Menzies resigned his commission in relation to his detachment of Royal Marines and formed an expedition of skilled personnel including the surgeon James Mileham, Isaac Knight whose role was to be superintendent of the convicts, John Tucker a store-keeper, the botanist George Caley, Ferdinand Bauer an artist, and eleven military guards. Thirty-four especially chosen convicts, including three miners, three timber cutters, two carpenters, a gardener and a salt bailer (with the skill of making salt from salt water) and which also fitted Governor King's description of "the worst of the Irish" left Sydney on 28 March in three small ships the Lady Nelson, Francis and Resource.

The party arrived on 30 March by accounts at noon and Menzies' flotilla anchored of the entrance to Coal River. A boat from Menzies ship and seamen aboard the boat rowed him towards the southern shore of the river.

Menzies initially called the settlement Kingstown (after the Governor and as a continuation of the name used for a temporary settlement in 1800)—but this reverted to Newcastle, which was the Governor's personal choice.

==Menzies' year in Newcastle==
Other than the general Commission provided by the Governor, Menzies was instructed to use the convicts to get "as many coals as possible", cutting cedar, clearing ground for cultivation and "to enforce a due observance of religion and good order".

Although only aged 21 when he arrived at Newcastle, Menzies proved to be both stern and forward thinking. This was shown by his rules which dictated that convicts would work from sunrise to sunset but have a rest of two hours in the middle of the day. To reduce the possibility of the convicts' escape, food rations were only issued twice a week to stop the convicts from hoarding food for any escape attempt.

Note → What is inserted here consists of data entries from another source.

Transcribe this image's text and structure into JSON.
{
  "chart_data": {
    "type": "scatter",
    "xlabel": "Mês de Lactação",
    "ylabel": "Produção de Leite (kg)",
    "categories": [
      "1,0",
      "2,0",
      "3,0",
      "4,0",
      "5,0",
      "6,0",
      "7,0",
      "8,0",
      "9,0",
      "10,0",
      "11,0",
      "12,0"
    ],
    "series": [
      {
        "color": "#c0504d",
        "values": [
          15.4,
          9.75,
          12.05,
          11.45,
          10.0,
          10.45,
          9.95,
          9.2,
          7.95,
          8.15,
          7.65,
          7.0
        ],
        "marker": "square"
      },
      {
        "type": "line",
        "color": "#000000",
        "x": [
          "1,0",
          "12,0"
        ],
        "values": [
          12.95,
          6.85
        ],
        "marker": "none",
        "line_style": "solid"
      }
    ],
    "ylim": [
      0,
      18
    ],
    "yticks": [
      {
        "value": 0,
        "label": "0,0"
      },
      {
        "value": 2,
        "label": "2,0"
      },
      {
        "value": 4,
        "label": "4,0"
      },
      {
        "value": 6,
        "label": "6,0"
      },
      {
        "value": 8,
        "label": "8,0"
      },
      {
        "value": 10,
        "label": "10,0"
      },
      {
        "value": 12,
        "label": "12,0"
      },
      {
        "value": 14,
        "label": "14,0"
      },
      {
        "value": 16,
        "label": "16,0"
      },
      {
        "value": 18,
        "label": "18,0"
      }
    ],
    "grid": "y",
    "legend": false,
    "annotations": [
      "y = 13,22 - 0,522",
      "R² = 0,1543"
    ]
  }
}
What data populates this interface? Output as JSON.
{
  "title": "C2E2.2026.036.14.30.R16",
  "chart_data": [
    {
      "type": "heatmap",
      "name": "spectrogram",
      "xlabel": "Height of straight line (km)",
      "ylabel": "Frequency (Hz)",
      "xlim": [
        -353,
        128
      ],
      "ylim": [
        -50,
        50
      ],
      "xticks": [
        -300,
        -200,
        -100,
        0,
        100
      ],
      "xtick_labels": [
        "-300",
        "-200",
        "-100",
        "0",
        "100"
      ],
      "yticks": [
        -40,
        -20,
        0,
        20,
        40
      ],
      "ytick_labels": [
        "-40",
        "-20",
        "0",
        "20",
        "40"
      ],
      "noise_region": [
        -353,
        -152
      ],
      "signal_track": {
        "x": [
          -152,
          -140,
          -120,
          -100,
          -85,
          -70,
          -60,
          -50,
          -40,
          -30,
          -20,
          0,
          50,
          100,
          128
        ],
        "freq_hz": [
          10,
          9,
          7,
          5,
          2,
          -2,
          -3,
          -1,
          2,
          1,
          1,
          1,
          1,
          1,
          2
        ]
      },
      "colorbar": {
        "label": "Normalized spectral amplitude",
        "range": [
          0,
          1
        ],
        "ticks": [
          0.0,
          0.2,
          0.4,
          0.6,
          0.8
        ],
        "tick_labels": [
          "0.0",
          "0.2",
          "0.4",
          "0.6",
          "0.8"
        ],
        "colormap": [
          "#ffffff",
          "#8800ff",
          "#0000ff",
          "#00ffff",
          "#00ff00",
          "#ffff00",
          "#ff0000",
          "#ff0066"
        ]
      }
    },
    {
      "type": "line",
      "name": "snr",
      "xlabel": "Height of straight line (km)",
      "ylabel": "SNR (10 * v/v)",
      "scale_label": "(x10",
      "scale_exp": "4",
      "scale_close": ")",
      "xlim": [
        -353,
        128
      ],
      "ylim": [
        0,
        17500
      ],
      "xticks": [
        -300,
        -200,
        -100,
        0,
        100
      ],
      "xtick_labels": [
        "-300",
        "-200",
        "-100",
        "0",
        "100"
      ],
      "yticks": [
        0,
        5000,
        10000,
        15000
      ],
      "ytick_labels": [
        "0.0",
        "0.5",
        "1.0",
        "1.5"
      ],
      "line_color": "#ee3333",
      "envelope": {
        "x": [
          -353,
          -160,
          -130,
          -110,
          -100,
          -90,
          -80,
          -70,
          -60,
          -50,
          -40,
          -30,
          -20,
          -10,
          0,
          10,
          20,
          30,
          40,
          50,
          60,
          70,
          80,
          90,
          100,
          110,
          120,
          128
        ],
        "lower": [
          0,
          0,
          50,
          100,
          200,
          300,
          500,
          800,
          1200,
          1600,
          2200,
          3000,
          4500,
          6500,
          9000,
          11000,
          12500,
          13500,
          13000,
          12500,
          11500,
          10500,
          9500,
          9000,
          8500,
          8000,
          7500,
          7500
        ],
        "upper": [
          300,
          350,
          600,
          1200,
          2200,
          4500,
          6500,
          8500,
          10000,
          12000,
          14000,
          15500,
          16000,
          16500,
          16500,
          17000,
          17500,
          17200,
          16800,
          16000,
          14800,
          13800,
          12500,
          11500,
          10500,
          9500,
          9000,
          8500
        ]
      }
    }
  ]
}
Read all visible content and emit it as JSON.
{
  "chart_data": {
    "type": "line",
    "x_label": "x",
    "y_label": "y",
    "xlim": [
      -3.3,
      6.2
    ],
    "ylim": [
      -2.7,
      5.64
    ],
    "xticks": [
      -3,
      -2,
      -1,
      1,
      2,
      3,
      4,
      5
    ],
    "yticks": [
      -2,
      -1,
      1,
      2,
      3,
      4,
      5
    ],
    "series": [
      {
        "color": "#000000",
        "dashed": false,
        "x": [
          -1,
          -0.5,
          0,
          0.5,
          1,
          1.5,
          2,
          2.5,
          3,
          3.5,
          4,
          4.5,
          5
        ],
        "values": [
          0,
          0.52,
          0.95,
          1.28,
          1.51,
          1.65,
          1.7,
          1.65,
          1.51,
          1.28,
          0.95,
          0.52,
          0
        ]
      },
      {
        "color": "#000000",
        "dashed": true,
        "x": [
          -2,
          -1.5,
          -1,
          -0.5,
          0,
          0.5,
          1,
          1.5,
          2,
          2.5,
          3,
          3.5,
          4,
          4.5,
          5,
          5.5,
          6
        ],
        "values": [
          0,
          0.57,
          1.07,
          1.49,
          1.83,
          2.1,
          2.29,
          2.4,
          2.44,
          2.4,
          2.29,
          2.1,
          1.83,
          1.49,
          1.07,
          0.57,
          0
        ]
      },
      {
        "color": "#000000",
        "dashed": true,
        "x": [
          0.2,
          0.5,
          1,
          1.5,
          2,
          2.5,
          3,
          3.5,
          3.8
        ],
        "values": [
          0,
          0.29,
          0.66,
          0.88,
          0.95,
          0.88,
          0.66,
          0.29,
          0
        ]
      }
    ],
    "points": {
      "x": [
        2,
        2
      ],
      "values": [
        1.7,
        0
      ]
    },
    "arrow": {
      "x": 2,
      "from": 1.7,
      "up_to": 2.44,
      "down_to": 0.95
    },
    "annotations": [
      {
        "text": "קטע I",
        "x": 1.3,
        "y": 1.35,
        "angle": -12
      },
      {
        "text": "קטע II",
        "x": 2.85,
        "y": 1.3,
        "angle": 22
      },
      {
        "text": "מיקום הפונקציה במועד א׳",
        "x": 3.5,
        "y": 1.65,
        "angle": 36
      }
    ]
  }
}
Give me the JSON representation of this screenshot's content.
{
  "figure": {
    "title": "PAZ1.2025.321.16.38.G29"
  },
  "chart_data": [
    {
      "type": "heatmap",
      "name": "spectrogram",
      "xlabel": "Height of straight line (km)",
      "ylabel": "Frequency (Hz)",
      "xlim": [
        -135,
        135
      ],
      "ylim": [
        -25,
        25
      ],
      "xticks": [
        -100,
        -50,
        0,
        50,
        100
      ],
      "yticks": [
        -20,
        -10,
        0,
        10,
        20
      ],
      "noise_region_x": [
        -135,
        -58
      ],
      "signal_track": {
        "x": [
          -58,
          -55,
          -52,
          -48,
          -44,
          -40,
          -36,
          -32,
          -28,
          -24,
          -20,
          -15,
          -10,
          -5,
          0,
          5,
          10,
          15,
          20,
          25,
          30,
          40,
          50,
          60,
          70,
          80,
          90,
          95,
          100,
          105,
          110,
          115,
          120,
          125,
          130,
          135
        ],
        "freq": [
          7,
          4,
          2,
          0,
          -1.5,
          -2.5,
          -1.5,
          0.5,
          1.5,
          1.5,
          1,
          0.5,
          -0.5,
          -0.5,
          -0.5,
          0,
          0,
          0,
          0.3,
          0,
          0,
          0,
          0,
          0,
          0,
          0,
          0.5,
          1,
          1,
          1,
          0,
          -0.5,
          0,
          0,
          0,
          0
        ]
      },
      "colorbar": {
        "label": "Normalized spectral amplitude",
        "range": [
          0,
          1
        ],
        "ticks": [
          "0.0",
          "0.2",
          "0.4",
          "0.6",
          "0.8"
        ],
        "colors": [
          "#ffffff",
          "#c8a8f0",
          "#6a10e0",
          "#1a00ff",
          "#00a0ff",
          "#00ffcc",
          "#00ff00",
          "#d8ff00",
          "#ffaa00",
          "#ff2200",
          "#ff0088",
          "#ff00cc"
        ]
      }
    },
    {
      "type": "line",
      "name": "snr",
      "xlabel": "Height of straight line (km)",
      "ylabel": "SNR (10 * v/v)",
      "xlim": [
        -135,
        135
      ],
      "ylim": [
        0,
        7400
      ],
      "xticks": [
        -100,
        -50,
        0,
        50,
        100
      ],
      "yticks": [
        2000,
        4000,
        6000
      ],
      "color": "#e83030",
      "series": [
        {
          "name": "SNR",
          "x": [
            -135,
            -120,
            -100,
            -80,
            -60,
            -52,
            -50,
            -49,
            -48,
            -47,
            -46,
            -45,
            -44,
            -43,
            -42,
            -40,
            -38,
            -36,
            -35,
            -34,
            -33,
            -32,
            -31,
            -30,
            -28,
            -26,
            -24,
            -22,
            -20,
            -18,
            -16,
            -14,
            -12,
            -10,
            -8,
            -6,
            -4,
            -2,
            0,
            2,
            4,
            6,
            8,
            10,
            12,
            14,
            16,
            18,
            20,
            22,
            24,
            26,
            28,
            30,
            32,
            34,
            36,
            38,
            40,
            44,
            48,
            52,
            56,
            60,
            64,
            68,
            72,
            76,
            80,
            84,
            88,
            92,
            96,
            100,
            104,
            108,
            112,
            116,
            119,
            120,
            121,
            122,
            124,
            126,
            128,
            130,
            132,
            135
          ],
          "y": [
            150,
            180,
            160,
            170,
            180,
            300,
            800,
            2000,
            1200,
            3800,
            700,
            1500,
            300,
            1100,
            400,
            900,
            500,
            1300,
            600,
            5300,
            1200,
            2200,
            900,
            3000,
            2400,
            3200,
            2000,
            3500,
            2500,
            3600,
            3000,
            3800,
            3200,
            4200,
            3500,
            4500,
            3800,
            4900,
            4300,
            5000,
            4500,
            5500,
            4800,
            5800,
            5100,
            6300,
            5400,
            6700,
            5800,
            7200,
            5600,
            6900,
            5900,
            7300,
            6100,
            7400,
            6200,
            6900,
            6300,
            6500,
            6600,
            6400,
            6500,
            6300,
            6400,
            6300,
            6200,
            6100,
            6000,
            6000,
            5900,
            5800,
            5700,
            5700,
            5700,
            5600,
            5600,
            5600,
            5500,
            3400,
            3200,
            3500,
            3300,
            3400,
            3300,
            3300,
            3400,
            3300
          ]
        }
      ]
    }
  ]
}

Menzies befriended the local Awabakal and Worimi peoples, so that they would not assist any escapees.

Then later when he discovered a plot by the convicts to assassinate him and the other expedition members he arrested and severely punished the ringleaders.

Huts were constructed under his direction for both the expedition members and the convicts. He organised the building of a large stone wharf and established a coal beacon to assist other ships in their navigation into the harbour. Governor King said of Menzies in the year that he was commandant that he "fixed that Settlement and brought it to a forward degree of perfection".

===After Newcastle===
After a year establishing Newcastle, Menzies submitted his resignation to Governor King so that he could "return to England" and his "duty in the Royal Marines". King accepted his resignation and he left soon after, returning almost immediately to active service including a meritorious role in the war against Napoleon.

Menzies was promoted to the rank of captain in the Royal Marine Artillery in April 1813. He commanded the Royal Marine Artillery from 1838 to 1844, progressing through the ranks from major to lieutenant colonel and then in 1857 to general. He was appointed aide-de-camp to the Queen Victoria in 1852.

===Marriage and children===
Shortly after arriving in Sydney, Menzies had begun a brief liaison with a convict woman called Mindred/Mildred Rose Harrison. Their son, Charles Harrison Menzie, was born on 28 February 1805 in Sydney. Mildred was not among the people listed as going to New Castle with him. Young Charles Harrison Menzie was baptized on 23 June 1805 the day before his father left for England on the "Investigator". Charles Menzies would never see his eldest son again.

Menzies met Maria Wilhelmina, daughter of Dr Robert Bryant, physician to the Duke of Gloucester. They married on 16 December 1817 at Marylebone, Middlesex, England and had five children.

Menzies was made a Knight Commander of the Order of the Bath in April 1865 and died at Hastings on 22 August 1866.